GOP Convention Diary, Day 3: Cruz Control — Then, Trump Tonight

CLEVELAND — Last night in Cleveland was not “one happy family.” All the talk was about one man, and it wasn’t about the nominee, Donald Trump. Ted Cruz, the second-place finisher, was the scene stealer. He was allowed to speak in prime time. But if Trump thought he was going to say nice things about him or, better yet, endorse him, he’d better forget it. It’s never going to happen.

Cruz loves the limelight; he’s a politician. He’s also not one for phony collegial embraces in the name of party unity.
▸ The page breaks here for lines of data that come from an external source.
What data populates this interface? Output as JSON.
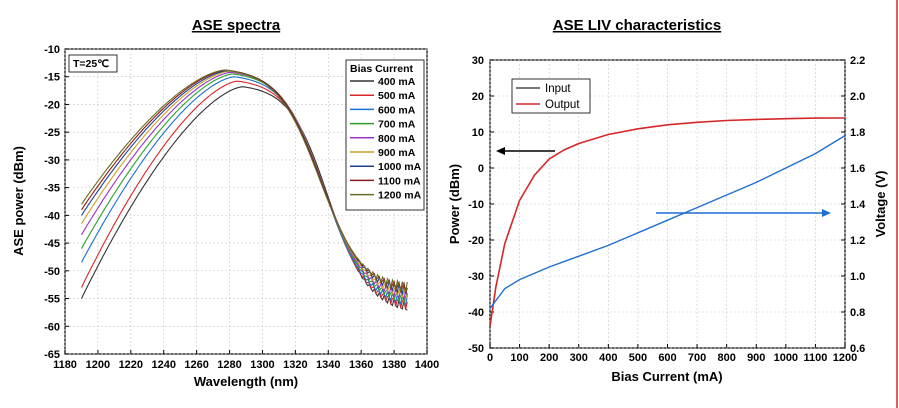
{
  "chart_data": [
    {
      "type": "line",
      "title": "ASE spectra",
      "xlabel": "Wavelength (nm)",
      "ylabel": "ASE power (dBm)",
      "xlim": [
        1180,
        1400
      ],
      "ylim": [
        -65,
        -10
      ],
      "xticks": [
        1180,
        1200,
        1220,
        1240,
        1260,
        1280,
        1300,
        1320,
        1340,
        1360,
        1380,
        1400
      ],
      "yticks": [
        -65,
        -60,
        -55,
        -50,
        -45,
        -40,
        -35,
        -30,
        -25,
        -20,
        -15,
        -10
      ],
      "grid": true,
      "annotation": "T=25℃",
      "legend": {
        "title": "Bias Current",
        "placement": "top-right"
      },
      "x_range": [
        1190,
        1388
      ],
      "series": [
        {
          "name": "400 mA",
          "color": "#333333",
          "start": -55.0,
          "peak": -16.8,
          "peak_x": 1288,
          "end": -56.5
        },
        {
          "name": "500 mA",
          "color": "#d62728",
          "start": -53.0,
          "peak": -15.8,
          "peak_x": 1285,
          "end": -56.0
        },
        {
          "name": "600 mA",
          "color": "#1f6fd1",
          "start": -48.5,
          "peak": -15.0,
          "peak_x": 1283,
          "end": -55.5
        },
        {
          "name": "700 mA",
          "color": "#2ca02c",
          "start": -46.0,
          "peak": -14.5,
          "peak_x": 1282,
          "end": -55.0
        },
        {
          "name": "800 mA",
          "color": "#9b30c8",
          "start": -43.5,
          "peak": -14.2,
          "peak_x": 1281,
          "end": -54.5
        },
        {
          "name": "900 mA",
          "color": "#c9a227",
          "start": -41.5,
          "peak": -14.0,
          "peak_x": 1280,
          "end": -54.0
        },
        {
          "name": "1000 mA",
          "color": "#1f3f8f",
          "start": -40.0,
          "peak": -13.9,
          "peak_x": 1279,
          "end": -53.5
        },
        {
          "name": "1100 mA",
          "color": "#8b1a1a",
          "start": -39.0,
          "peak": -13.8,
          "peak_x": 1278,
          "end": -53.2
        },
        {
          "name": "1200 mA",
          "color": "#6b6b20",
          "start": -38.0,
          "peak": -13.8,
          "peak_x": 1277,
          "end": -53.0
        }
      ]
    },
    {
      "type": "line",
      "title": "ASE LIV characteristics",
      "xlabel": "Bias Current (mA)",
      "ylabel": "Power (dBm)",
      "ylabel_right": "Voltage (V)",
      "xlim": [
        0,
        1200
      ],
      "ylim": [
        -50,
        30
      ],
      "ylim_right": [
        0.6,
        2.2
      ],
      "xticks": [
        0,
        100,
        200,
        300,
        400,
        500,
        600,
        700,
        800,
        900,
        1000,
        1100,
        1200
      ],
      "yticks": [
        -50,
        -40,
        -30,
        -20,
        -10,
        0,
        10,
        20,
        30
      ],
      "yticks_right": [
        "0.6",
        "0.8",
        "1.0",
        "1.2",
        "1.4",
        "1.6",
        "1.8",
        "2.0",
        "2.2"
      ],
      "grid": true,
      "legend": {
        "placement": "top-left"
      },
      "series": [
        {
          "name": "Input",
          "color": "#4a4a4a",
          "axis": "right",
          "x": [
            0,
            20,
            50,
            100,
            200,
            300,
            400,
            500,
            600,
            700,
            800,
            900,
            1000,
            1100,
            1200
          ],
          "values": [
            0.78,
            0.82,
            0.86,
            0.89,
            0.94,
            0.99,
            1.04,
            1.1,
            1.16,
            1.23,
            1.3,
            1.37,
            1.44,
            1.51,
            1.78
          ]
        },
        {
          "name": "Output",
          "color": "#d62728",
          "axis": "left",
          "x": [
            0,
            20,
            50,
            100,
            150,
            200,
            250,
            300,
            400,
            500,
            600,
            700,
            800,
            900,
            1000,
            1100,
            1200
          ],
          "values": [
            -44,
            -33,
            -21,
            -9,
            -2,
            2.5,
            5,
            6.8,
            9.3,
            10.9,
            12.0,
            12.7,
            13.2,
            13.5,
            13.7,
            13.85,
            13.9
          ]
        }
      ],
      "voltage_line": {
        "x": [
          0,
          50,
          100,
          200,
          300,
          400,
          500,
          600,
          700,
          800,
          900,
          1000,
          1100,
          1200
        ],
        "values": [
          0.82,
          0.93,
          0.98,
          1.05,
          1.11,
          1.17,
          1.24,
          1.31,
          1.38,
          1.45,
          1.52,
          1.6,
          1.68,
          1.78
        ]
      }
    }
  ]
}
Perhaps Cruz remembered Trump accusing him of having multiple affairs, making ugly remarks about his wife’s appearance and accusing Cruz’s father of being involved in JFK’s assassination. Little things. The two of them are not exactly pals. During the primary season, Cruz called Trump a “pathological liar,” “a bully” and “utterly immoral.” This is not a mutual administration society. Cruz did congratulate Trump for winning the nomination. That was done at the beginning of his remarks. His name was never spoken again.

LeBron James got the first mention. The New York delegation, sitting right smack in front of the podium, chanted, “Say His Name.” Cruz sarcastically said, “I appreciate the enthusiasm of the New York delegation.” That line did not endear Cruz to that group. Trump came into the hall while Cruz was speaking. This was a bit insulting and, I believe, not done by chance.

Alternate D.C. delegate Justin Dillon, a Kasich supporter and in his words “no Trump fan,” was not pleased by the speech. He called Cruz a “profile in cowardice.”

Speaking of D.C., the D.C. delegation issued a statement regarding the “Convention Voting Controversy.” The delegation strongly objected to the convention secretary transferring the votes of all 19 D.C. delegates to Trump on Tuesday evening. The vote should have been 10 votes for Rubio and nine votes for Kasich. The statement said that the D.C. delegation immediately and loudly objected, “but those objections were ignored.” Eleven of the 19 D.C. delegates signed the statement.

Delegate Chip Nottingham said all 19 delegates were contacted and asked to sign.

Allow me a few more comments on last night’s proceedings before moving on. Radio host Laura Ingraham was beloved by the crowd. I found her to be snarky and snide. There are no boundaries with her, and she relishes being her astringent and antagonistic self. She also has a distinct deficiency with historic references. Commenting this time, she said, “our long nightmare is over.” This is not a fresh new line. Gerald Ford said it after Richard Nixon resigned in disgrace.

Vice-presidential nominee Mike Pence made a very good first impression. His self-deprecating humor, speaking style and personality is Midwestern nice. He is truly likable and a definite antidote to the top of the ticket.

This morning, the D.C. delegation was treated to Omarosa Manigault. You might remember her from Trump’s TV show, “The Apprentice.” She got fired three different times. She was attractive in every way, extraordinarily poised and happily self-confident. She is the African American outreach director for Trump. She hugs everybody. She confessed that she was told “not to hug” when she worked the California delegation. Omarosa calls Trump “DT” and says she “got to know his heart.” She strongly feels the Democrats “have taken our vote for granted.” The barber shops, beauty shops and churches are where the ex-Democrat is going to get new recruits. The ordained preacher was a “huge” hit. Nearly everybody crowded around her and insisted on selfies.

Tonight, it’s Donald Trump’s night. He will love it. Let’s see if he can score.